Beware, token uses mappings present at match time. You can create token without any mappings added, define grammar that uses this token and then add mappings before text is actually matched against grammar. If you need tokens with different set of mapping in one grammar you can create and tokenize many HomoGlypher instances.

Regex::FuzzyToken module can be used to catch misspelled phrases. Homoglypher and FuzzyToken can coexist in single grammar:

say 'Suspicious!' if $email-text ~~ / [ <fuzzy: 'paypal'> | <&homoglyphy: 'paypal'> ] /;

Will catch both papyal (misspelled) and pαypαl (homoglyphed). And yes, you can throw nuke on phishers and catch misspells and homoglyphs at the same time:

say 'Suspicious!' if $email-text ~~ / <fuzzy: $hg.unwind('paypal')> /;

Will catch such sneaky phrases as pαpyαl.

randomize

Replace characters in text with homoglyphs with given probability.

my $hg = HomoGlypher.new;
$hg.add-mapping( %HomoGlypher::Mappings::flipped );

say $hg.randomize( 'DIRECTIONS & CAKE ARE A LIE', level => 100 );
⫏Iя∃C⟘IOИƧ ⅋ C∀K⧢ ∀Я∃ ∀ LI∃

Level can be given as percentage value from 1 to 100 (default 50).
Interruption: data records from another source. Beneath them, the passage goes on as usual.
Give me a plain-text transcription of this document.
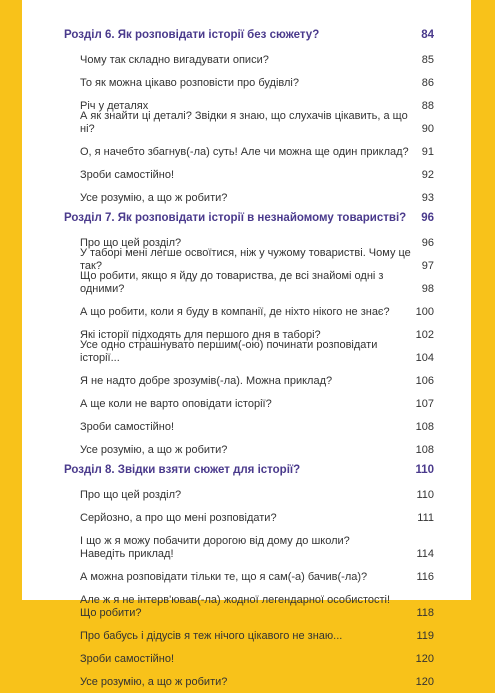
Розділ 6. Як розповідати історії без сюжету?	84
Чому так складно вигадувати описи?	85
То як можна цікаво розповісти про будівлі?	86
Річ у деталях	88
А як знайти ці деталі? Звідки я знаю, що слухачів цікавить, а що ні?	90
О, я начебто збагнув(-ла) суть! Але чи можна ще один приклад? 91
Зроби самостійно!	92
Усе розумію, а що ж робити?	93
Розділ 7. Як розповідати історії в незнайомому товаристві?	96
Про що цей розділ?	96
У таборі мені легше освоїтися, ніж у чужому товаристві. Чому це так?	97
Що робити, якщо я йду до товариства, де всі знайомі одні з одними?	98
А що робити, коли я буду в компанії, де ніхто нікого не знає?	100
Які історії підходять для першого дня в таборі?	102
Усе одно страшнувато першим(-ою) починати розповідати історії...	104
Я не надто добре зрозумів(-ла). Можна приклад?	106
А ще коли не варто оповідати історії?	107
Зроби самостійно!	108
Усе розумію, а що ж робити?	108
Розділ 8. Звідки взяти сюжет для історії?	110
Про що цей розділ?	110
Серйозно, а про що мені розповідати?	111
І що ж я можу побачити дорогою від дому до школи?
Наведіть приклад!	114
А можна розповідати тільки те, що я сам(-а) бачив(-ла)?	116
Але ж я не інтерв'ював(-ла) жодної легендарної особистості!
Що робити?	118
Про бабусь і дідусів я теж нічого цікавого не знаю...	119
Зроби самостійно!	120
Усе розумію, а що ж робити?	120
It decides if possible mapping should be used at given position. Do not confuse that with amount of replaced characters. For example you have mapping 'a' => [ 'α' ] and level set to 50%. Transforming barrrr will result with unmodified barrrr with 50% probability (at second position transformation was possible but not used) and modified bαrrrr with 50% probability (at second position transformation was possible and used). Each position is rolled individually against level. Each possible replacement glyph has equal chance to be picked.

Text::Homoglyph module does similar thing.